Si ceux qui la dirigent revendiquent pour les Algériens le droit de disposer d’eux-mêmes, eh bien ! Toutes les voies sont ouvertes. Si les insurgés craignent qu’en cessant la lutte ils soient livrés à la justice, il ne tient qu’à eux de régler avec les autorités les conditions de leur libre retour, comme je l’ai proposé en offrant la paix des braves. Si les hommes qui constituent l’organisation politique du soulèvement entendent n’être pas exclus des débats, puis des scrutins, enfin des institutions, qui régleront le sort de l’Algérie et assureront sa vie politique, j’affirme qu’ils auront, comme tous autres et ni plus ni moins, l’audience, la part, la place, que leur accorderont les suffrages des citoyens. Pourquoi donc les combats odieux et les attentats fratricides, qui ensanglantent encore l’Algérie, continueraient-ils désormais ?

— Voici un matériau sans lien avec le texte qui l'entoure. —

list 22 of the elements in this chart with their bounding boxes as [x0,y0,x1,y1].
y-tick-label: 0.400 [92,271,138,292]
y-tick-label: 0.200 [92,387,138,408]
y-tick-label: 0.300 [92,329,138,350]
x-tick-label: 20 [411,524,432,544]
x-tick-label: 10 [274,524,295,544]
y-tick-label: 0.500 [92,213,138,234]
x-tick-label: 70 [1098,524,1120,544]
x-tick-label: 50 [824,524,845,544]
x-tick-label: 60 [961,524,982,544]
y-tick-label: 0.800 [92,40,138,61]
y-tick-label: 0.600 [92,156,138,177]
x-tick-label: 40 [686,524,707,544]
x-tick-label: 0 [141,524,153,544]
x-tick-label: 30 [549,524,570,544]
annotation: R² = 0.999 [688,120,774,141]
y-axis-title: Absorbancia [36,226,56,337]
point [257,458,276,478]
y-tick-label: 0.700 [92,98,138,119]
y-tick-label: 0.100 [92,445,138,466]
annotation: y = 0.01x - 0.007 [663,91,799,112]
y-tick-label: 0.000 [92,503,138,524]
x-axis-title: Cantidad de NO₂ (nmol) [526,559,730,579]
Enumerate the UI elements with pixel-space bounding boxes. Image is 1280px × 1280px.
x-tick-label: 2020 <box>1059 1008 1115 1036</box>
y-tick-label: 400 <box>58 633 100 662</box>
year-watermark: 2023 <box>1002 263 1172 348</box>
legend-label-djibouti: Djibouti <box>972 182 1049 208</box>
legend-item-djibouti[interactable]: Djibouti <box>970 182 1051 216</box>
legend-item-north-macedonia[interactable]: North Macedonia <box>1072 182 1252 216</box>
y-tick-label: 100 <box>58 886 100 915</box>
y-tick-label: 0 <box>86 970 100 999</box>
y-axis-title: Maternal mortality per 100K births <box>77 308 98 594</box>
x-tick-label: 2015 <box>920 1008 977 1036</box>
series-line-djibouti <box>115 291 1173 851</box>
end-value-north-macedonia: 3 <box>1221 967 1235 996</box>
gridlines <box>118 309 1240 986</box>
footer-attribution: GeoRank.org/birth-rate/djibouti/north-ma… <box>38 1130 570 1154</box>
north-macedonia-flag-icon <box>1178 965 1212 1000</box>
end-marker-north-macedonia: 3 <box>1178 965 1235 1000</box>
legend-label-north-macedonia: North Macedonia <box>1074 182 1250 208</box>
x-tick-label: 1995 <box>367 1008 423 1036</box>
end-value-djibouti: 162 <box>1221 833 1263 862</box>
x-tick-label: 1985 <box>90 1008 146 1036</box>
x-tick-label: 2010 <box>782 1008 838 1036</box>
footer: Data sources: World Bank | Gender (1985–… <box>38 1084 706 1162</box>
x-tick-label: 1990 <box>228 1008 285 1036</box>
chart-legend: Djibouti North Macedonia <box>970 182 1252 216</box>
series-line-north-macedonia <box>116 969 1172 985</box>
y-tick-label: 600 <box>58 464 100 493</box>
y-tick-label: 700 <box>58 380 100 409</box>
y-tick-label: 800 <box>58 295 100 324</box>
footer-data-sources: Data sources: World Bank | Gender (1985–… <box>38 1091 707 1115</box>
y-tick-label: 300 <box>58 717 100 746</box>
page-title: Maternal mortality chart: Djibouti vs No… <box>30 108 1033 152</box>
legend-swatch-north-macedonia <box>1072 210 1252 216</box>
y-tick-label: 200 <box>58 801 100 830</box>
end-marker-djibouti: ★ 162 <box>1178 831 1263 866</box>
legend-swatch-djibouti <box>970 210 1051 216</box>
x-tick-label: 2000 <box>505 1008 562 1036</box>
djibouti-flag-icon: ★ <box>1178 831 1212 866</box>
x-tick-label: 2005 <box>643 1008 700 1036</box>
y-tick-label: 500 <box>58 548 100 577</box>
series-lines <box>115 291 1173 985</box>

A moins que ne soit à l’œuvre un groupe de meneurs ambitieux, résolus à établir par la force et par la terreur leur dictature totalitaire et croyant pouvoir obtenir, qu’un jour, la République leur accorde le privilège de traiter avec eux du destin de l’Algérie, les bâtissant par là même comme gouvernement algérien. Il n’y a aucune chance que la France se prête à un pareil arbitraire. Le sort des Algériens appartient aux Algériens, non point comme le leur imposeraient le couteau et la mitraillette, mais suivant la volonté qu’ils exprimeront légitimement par le suffrage universel. Avec eux et pour eux, la France assurera la liberté de leur choix. Au cours des quelques années qui s’écouleront avant l’échéance, il y aura beaucoup à faire pour que l’Algérie pacifiée mesure ce que sont, au juste, les tenants et les aboutissants de sa propre détermination. Je compte moi-même m’y employer. D’autre part, les modalités de la future consultation devront être, en temps voulu, élaborées et précisées. Mais la route est tracée. La décision est prise. La partie est digne de la France.